Sugimoto Kei-Ji, Shimada Asami, Wakabayashi Mutsumi, Sekiguchi Yasunobu, Izumi Hiroshi, Ota Yasunori, Komatsu Norio, Noguchi Masaaki
Department of Hematology, Juntendo University Urayasu Hospital Urayasu, Japan.
Department of Pathology, Juntendo University Urayasu Hospital Urayasu, Japan.
Int J Clin Exp Pathol. 2014 Apr 15;7(5):2615-23. eCollection 2014.
A 22-year-old man sought medical advice for a swelling in the right side of the neck in December 2011. Histopathological examination of the lymph node biopsy initially suggested reactive lymphadenitis, on account of the only sparse presence of tumor cells. Bone marrow examination was performed in February 2012 revealed findings consistent with a diagnosis of T-cell lymphoblastic leukemia/lymphoma (T-LBL), and the patient was begun on remission induction therapy. The bone marrow showed an immature thymocytic pattern: cytoplasmic CD3+, surface CD3-, CD5+, CD4-, and CD8-. Re-assessment of the lymph node specimens revealed the same phenotype of the cells in the lymph node as that of the blasts in the bone marrow. In addition, a chromosomal aberration t(7;14)(p15;q32) was noted. The lymph node biopsy specimens were examined by paraffin-embedded tissue section-fluorescence in situ hybridization (PS-FISH), which revealed a fusion signal of T-cell receptor (TCR)γ gene (7p15) with T-cell leukemia/lymphoma 1A (TCL1A) gene (14q32.13). There have been at least 10 reported cases of T-LBL with t(7;14)(p15;q32), including the present case. However, this is the first reported case in which TCRγ-TCL1A translocation was confirmed by FISH.
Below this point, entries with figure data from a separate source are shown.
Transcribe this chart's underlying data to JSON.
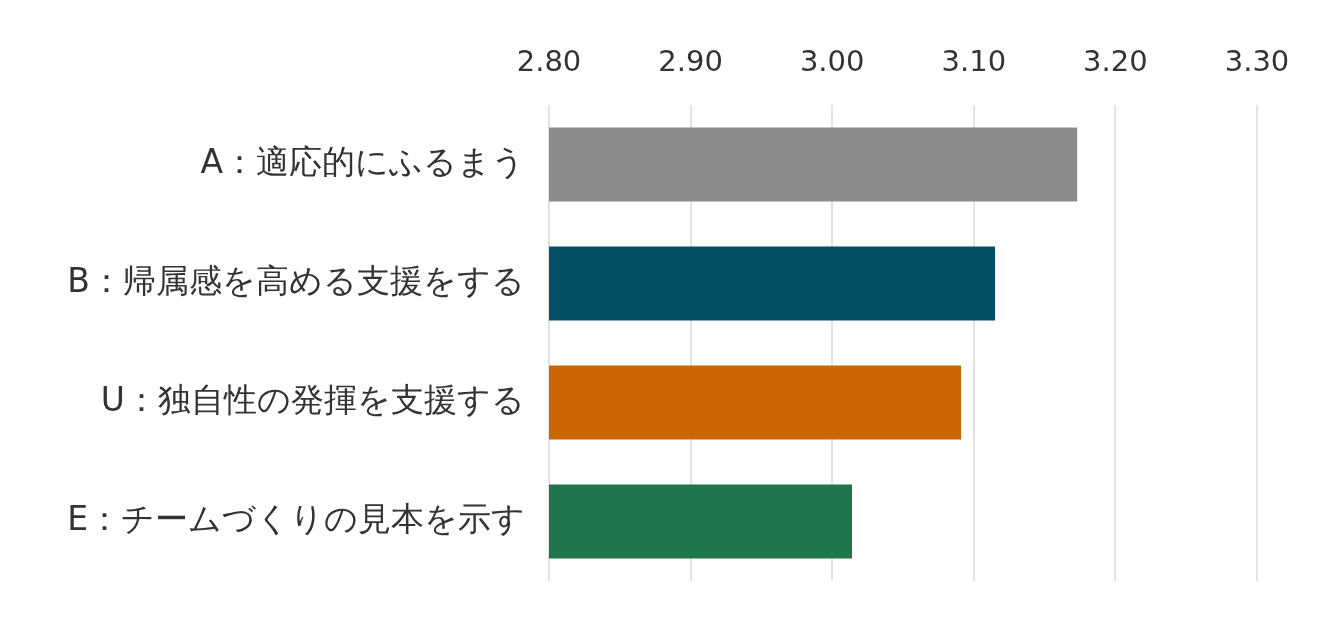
{
  "chart_data": {
    "type": "bar",
    "orientation": "horizontal",
    "categories": [
      "A：適応的にふるまう",
      "B：帰属感を高める支援をする",
      "U：独自性の発揮を支援する",
      "E：チームづくりの見本を示す"
    ],
    "values": [
      3.173,
      3.115,
      3.091,
      3.014
    ],
    "colors": [
      "#8c8c8c",
      "#034f66",
      "#cc6605",
      "#1f764b"
    ],
    "xlim": [
      2.8,
      3.3
    ],
    "xticks": [
      {
        "value": 2.8,
        "label": "2.80"
      },
      {
        "value": 2.9,
        "label": "2.90"
      },
      {
        "value": 3.0,
        "label": "3.00"
      },
      {
        "value": 3.1,
        "label": "3.10"
      },
      {
        "value": 3.2,
        "label": "3.20"
      },
      {
        "value": 3.3,
        "label": "3.30"
      }
    ],
    "grid": "x"
  }
}
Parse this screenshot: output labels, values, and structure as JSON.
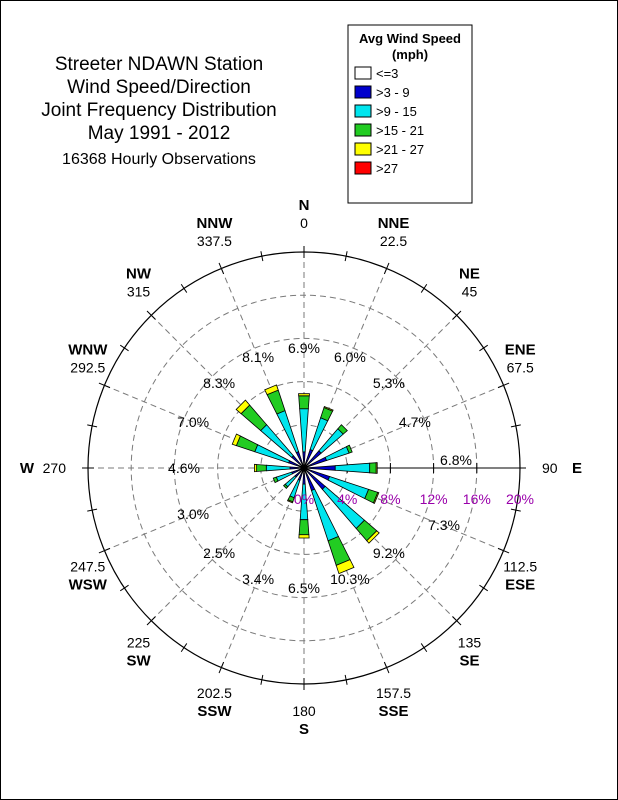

一名22岁男性于2011年12月因右侧颈部肿胀寻求医疗建议。淋巴结活检的组织病理学检查最初提示反应性淋巴结炎,因为肿瘤细胞仅稀疏存在。2012年2月进行的骨髓检查结果与T细胞淋巴母细胞白血病/淋巴瘤(T-LBL)的诊断一致,患者开始接受缓解诱导治疗。骨髓显示出未成熟胸腺细胞模式:细胞质CD3+、表面CD3-、CD5+、CD4-和CD8-。对淋巴结标本的重新评估显示,淋巴结中的细胞与骨髓中的原始细胞具有相同的表型。此外,还发现了染色体畸变t(7;14)(p15;q32)。通过石蜡包埋组织切片荧光原位杂交(PS-FISH)对淋巴结活检标本进行检查,结果显示T细胞受体(TCR)γ基因(7p15)与T细胞白血病/淋巴瘤1A(TCL1A)基因(14q32.13)出现融合信号。至少有10例报告的T-LBL病例伴有t(7;14)(p15;q32),包括本病例。然而,这是第一例通过FISH证实TCRγ-TCL1A易位的报告病例。